7. Pour rejeter la demande de remboursement de la société UBAF, qui soutenait que l'appel de la contre-garantie n'avait été ni frauduleux ni abusif, l'arrêt, après avoir relevé que celle-ci faisait valoir, à juste titre, que la contre-garantie en cause était autonome de l'exécution du contrat sous-jacent, de sorte qu'elle ne pouvait se prévaloir de l'existence d'une dette, au demeurant encore contestée, de la société Granit négoce à l'égard de l'Hoboob, énonce que, si l'exécution d'une décision non revêtue de l'autorité de la chose jugée, telle une ordonnance de référé, a lieu aux risques et périls de la partie qui la poursuit, à charge pour elle de rétablir le débiteur dans ses droits, il n'en est pas de même de la partie qui passe outre une interdiction judiciaire de payer, cette dernière pouvant seulement obtenir de son contradicteur la réparation du préjudice éventuellement occasionné par son abstention judiciairement ordonnée, dans l'hypothèse où le titre est modifié et où elle s'était conformée à la décision provisoire d'interdiction. Il en déduit que le paiement effectué par la société UBAF en violation des dispositions de l'ordonnance de référé la prive de son recours contre le donneur d'ordre.

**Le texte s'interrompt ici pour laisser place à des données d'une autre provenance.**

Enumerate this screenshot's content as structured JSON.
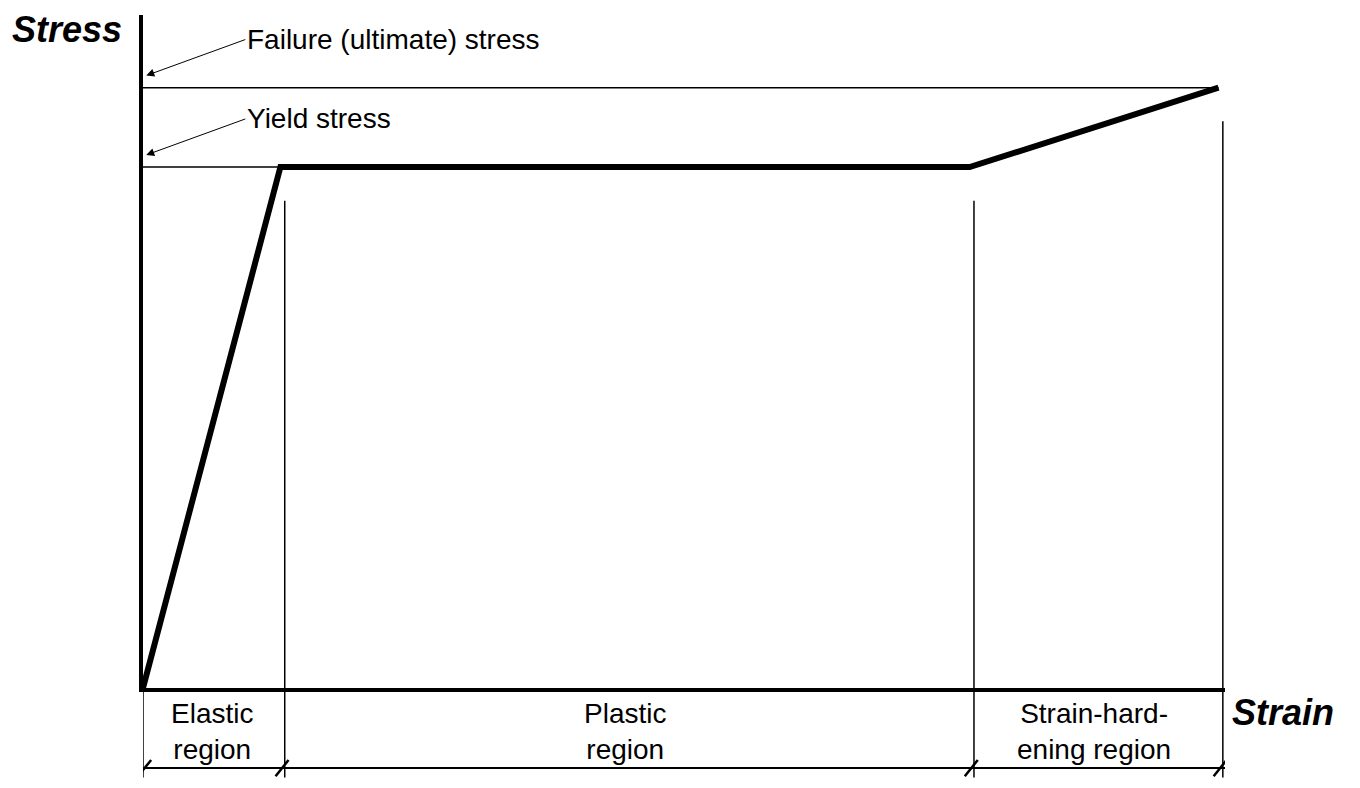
{
  "chart_data": {
    "type": "line",
    "x_label": "Strain",
    "y_label": "Stress",
    "x": [
      0,
      12.7,
      76.4,
      99.4
    ],
    "values": [
      0,
      77.4,
      77.4,
      89.2
    ],
    "color": "#000000",
    "xlim": [
      0,
      100
    ],
    "ylim": [
      0,
      100
    ],
    "xticks": [],
    "yticks": [],
    "tick_labels": false,
    "grid": false,
    "reference_lines": [
      {
        "label": "Failure (ultimate) stress",
        "value": 89.2
      },
      {
        "label": "Yield stress",
        "value": 77.4
      }
    ],
    "regions": [
      {
        "label": "Elastic\nregion",
        "from": 0,
        "to": 12.7
      },
      {
        "label": "Plastic\nregion",
        "from": 12.7,
        "to": 76.4
      },
      {
        "label": "Strain-hard-\nening region",
        "from": 76.4,
        "to": 99.4
      }
    ]
  }
}
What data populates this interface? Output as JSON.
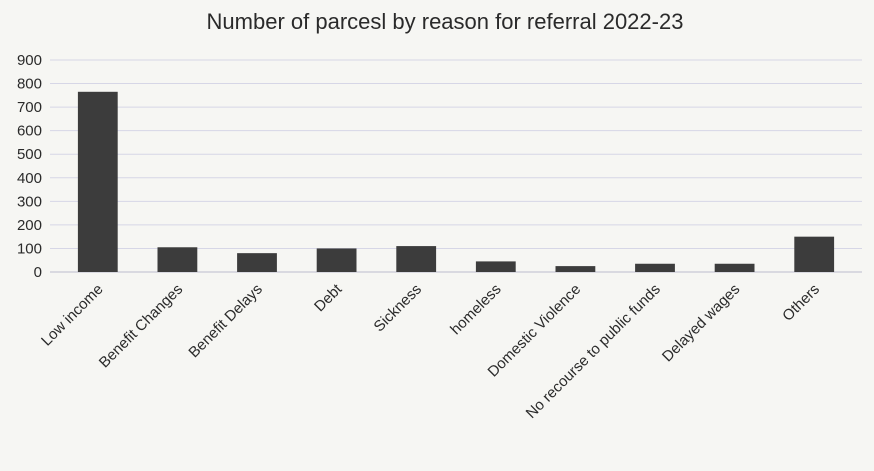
{
  "chart_data": {
    "type": "bar",
    "title": "Number of parcesl by reason for referral 2022-23",
    "xlabel": "",
    "ylabel": "",
    "ylim": [
      0,
      900
    ],
    "yticks": [
      0,
      100,
      200,
      300,
      400,
      500,
      600,
      700,
      800,
      900
    ],
    "grid": true,
    "legend": "none",
    "categories": [
      "Low income",
      "Benefit Changes",
      "Benefit Delays",
      "Debt",
      "Sickness",
      "homeless",
      "Domestic Violence",
      "No recourse to public funds",
      "Delayed wages",
      "Others"
    ],
    "values": [
      765,
      105,
      80,
      100,
      110,
      45,
      25,
      35,
      35,
      150
    ],
    "colors": {
      "bar": "#3c3c3c",
      "grid": "#d6d6e6",
      "background": "#f6f6f3"
    }
  }
}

8. En statuant ainsi, alors qu'il lui appartenait d'apprécier les conditions de mise en oeuvre de la garantie, la cour d'appel a violé les textes susvisés.

PAR CES MOTIFS, et sans qu'il y ait lieu de statuer sur les autres griefs, la Cour :

CASSE ET ANNULE, sauf en ce qu'il déboute la société Granit négoce de sa demande de révocation de clôture, déclare irrecevables les conclusions et pièces nouvellement produites de la société Union des banques françaises et arabes datées du 9 mars 2020, rappelle que la cour statue au vu des conclusions et bordereaux de pièces de la société Granit négoce du 2 mars 2020 et de la société Union des banques françaises et arabes du 14 février 2020 et déboute la société Granit négoce de ses demandes indemnitaires, l'arrêt rendu le 21 octobre 2020, entre les parties, par la cour d'appel de Paris ;

Remet, sauf sur ces points, l'affaire et les parties dans l'état où elles se trouvaient avant cet arrêt et les renvoie devant la cour d'appel de Paris, autrement composée ;

Condamne la société Granit négoce aux dépens ;

En application de l'article 700 du code de procédure civile, rejette la demande de la société Granit négoce et la condamne à payer à la société Union des banques arabes et françaises la somme de 3 000 euros ;

Dit que sur les diligences du procureur général près la Cour de cassation, le présent arrêt sera transmis pour être transcrit en marge ou à la suite de l'arrêt partiellement cassé ;

Ainsi fait et jugé par la Cour de cassation, chambre commerciale, financière et économique, et prononcé par le président en son audience publique du douze octobre deux mille vingt-deux.